Utilities face mounting pressure to inspect ageing infrastructure, mitigate wildfire risks, and reduce costly outages—especially in remote or hard-to-reach locations. Traditional methods like helicopter surveys or ground crews are slow, expensive, and increasingly insufficient in the face of worsening climate conditions and rising demands for reliability.
Nomadic Drones, a startup originally formed at GUC Berkeley and now based in Munich, has developed a unique solution: self-charging, autonomous drones that live directly on high-voltage power lines. Using the lines’ electromagnetic field, the drones perch and recharge without returning to base. This innovation enables near-constant surveillance of grid infrastructure with minimal human intervention.
These lightweight aerial units, weighing around 4.4 pounds, are equipped with high-resolution cameras and sensors. While stationary, they monitor conditions such as cable temperature and line sag. Once fully charged—typically within two hours—they resume their patrol duties. The drones are designed to operate independently, significantly reducing the need for on-site personnel.
Driven by the destructive California wildfires in 2018, the founders envisioned using aerial systems to spot potential failures before they spark disasters. Initial interest from utility companies encouraged further development. In Europe, Nomadic Drones partnered with firms like Westnetz to test and refine the concept under real-world conditions. The current focus is on improving material durability for long-term deployment in outdoor environments.
To process the massive data these drones collect, the company is also developing software that uses AI and machine learning to analyse images and sensor outputs. This platform flags issues such as mechanical wear, heat anomalies, or structural weaknesses—accelerating response times and freeing human inspectors from hours of data review.
In the U.S., regulatory challenges around drone operations—particularly autonomous, beyond-visual-line-of-sight flights—remain. However, utility corridors often lie in restricted or isolated airspace, which may allow some exemptions. Nomadic Drones is currently preparing pilot projects with contractors supporting Pacific Gas & Electric (PG&E), aiming for eventual large-scale adoption.
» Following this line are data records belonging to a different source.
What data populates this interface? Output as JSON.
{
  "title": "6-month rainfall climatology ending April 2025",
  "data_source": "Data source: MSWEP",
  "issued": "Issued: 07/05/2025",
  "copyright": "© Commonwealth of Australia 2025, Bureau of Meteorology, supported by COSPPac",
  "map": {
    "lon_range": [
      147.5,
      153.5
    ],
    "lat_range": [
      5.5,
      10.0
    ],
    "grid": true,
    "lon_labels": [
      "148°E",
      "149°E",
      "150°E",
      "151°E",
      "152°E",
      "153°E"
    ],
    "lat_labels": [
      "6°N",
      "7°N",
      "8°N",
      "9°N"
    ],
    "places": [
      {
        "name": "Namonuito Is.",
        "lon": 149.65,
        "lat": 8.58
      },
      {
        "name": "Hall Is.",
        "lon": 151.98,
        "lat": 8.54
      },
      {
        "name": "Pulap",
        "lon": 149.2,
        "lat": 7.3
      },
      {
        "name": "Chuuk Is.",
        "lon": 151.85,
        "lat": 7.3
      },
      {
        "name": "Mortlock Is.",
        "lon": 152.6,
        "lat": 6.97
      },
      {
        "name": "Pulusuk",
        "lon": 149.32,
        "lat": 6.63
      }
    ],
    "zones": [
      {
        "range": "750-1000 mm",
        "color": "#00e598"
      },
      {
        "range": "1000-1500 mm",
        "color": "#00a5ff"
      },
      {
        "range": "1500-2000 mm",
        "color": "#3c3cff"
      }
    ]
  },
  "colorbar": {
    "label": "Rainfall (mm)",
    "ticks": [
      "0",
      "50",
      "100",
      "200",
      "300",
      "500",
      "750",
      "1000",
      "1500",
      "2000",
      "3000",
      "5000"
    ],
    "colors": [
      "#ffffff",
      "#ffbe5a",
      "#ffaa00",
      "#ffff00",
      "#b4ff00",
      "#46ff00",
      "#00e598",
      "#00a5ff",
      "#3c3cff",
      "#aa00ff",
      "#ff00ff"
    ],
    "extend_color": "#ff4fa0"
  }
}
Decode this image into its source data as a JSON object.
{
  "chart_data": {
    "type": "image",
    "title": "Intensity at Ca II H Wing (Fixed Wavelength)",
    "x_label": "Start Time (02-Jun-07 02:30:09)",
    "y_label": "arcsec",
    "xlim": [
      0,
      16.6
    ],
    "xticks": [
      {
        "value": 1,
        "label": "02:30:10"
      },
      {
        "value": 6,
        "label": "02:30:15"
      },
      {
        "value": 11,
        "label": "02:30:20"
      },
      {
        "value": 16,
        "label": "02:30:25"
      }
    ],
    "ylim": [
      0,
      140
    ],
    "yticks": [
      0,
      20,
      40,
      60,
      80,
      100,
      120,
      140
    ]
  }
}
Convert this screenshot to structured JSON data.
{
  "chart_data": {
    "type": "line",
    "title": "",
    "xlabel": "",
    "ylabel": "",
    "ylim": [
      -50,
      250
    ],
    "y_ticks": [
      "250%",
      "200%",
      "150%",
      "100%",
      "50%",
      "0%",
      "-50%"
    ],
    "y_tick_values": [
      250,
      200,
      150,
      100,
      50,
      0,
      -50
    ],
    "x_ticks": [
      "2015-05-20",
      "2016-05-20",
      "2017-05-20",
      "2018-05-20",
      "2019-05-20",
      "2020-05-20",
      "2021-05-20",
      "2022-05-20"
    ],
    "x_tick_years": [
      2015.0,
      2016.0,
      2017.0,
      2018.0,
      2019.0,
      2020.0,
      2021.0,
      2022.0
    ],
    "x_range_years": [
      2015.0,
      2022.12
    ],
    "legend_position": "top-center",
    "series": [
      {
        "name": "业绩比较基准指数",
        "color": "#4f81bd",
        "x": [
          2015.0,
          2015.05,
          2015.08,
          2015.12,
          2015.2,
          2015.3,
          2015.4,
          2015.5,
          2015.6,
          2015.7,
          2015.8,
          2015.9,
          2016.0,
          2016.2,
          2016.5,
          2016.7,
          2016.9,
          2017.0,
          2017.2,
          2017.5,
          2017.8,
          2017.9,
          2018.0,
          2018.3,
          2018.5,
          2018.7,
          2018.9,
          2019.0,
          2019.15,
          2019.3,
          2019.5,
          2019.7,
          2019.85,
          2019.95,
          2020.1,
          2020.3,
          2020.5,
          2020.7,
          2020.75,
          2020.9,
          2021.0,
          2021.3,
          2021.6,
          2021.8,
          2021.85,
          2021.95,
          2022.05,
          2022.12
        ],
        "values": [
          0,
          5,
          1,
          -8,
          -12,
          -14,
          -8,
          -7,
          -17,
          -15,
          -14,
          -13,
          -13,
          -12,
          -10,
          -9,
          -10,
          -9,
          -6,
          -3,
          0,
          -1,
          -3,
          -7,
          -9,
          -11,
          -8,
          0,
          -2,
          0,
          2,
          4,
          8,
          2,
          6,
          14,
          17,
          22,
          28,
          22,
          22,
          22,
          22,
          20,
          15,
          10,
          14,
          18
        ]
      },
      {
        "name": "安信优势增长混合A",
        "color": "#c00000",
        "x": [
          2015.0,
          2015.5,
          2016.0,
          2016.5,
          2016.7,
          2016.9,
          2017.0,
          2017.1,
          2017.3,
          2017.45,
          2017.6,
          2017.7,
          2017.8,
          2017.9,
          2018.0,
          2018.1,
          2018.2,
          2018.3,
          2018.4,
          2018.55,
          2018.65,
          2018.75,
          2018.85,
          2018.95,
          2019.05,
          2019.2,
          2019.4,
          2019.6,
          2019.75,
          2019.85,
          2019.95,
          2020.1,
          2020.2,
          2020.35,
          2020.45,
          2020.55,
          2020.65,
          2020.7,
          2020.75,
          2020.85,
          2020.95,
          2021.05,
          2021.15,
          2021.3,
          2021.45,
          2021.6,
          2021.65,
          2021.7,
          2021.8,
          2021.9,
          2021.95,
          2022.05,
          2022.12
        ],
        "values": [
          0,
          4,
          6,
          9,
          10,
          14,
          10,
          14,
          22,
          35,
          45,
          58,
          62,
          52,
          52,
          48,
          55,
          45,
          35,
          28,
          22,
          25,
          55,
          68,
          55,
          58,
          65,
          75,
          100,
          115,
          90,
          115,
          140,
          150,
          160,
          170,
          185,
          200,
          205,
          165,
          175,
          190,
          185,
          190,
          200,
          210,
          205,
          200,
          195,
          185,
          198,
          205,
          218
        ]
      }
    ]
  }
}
The long-term vision is a fleet of permanently deployed drones living on the grid, not just inspecting it. With a fleet of 100 to 1,000 drones, a utility like PG&E could maintain real-time oversight across vast infrastructure networks. Despite their close proximity to critical assets, the drones present minimal risk to equipment, offering a low-impact, high-benefit solution to one of the grid’s most pressing challenges: visibility.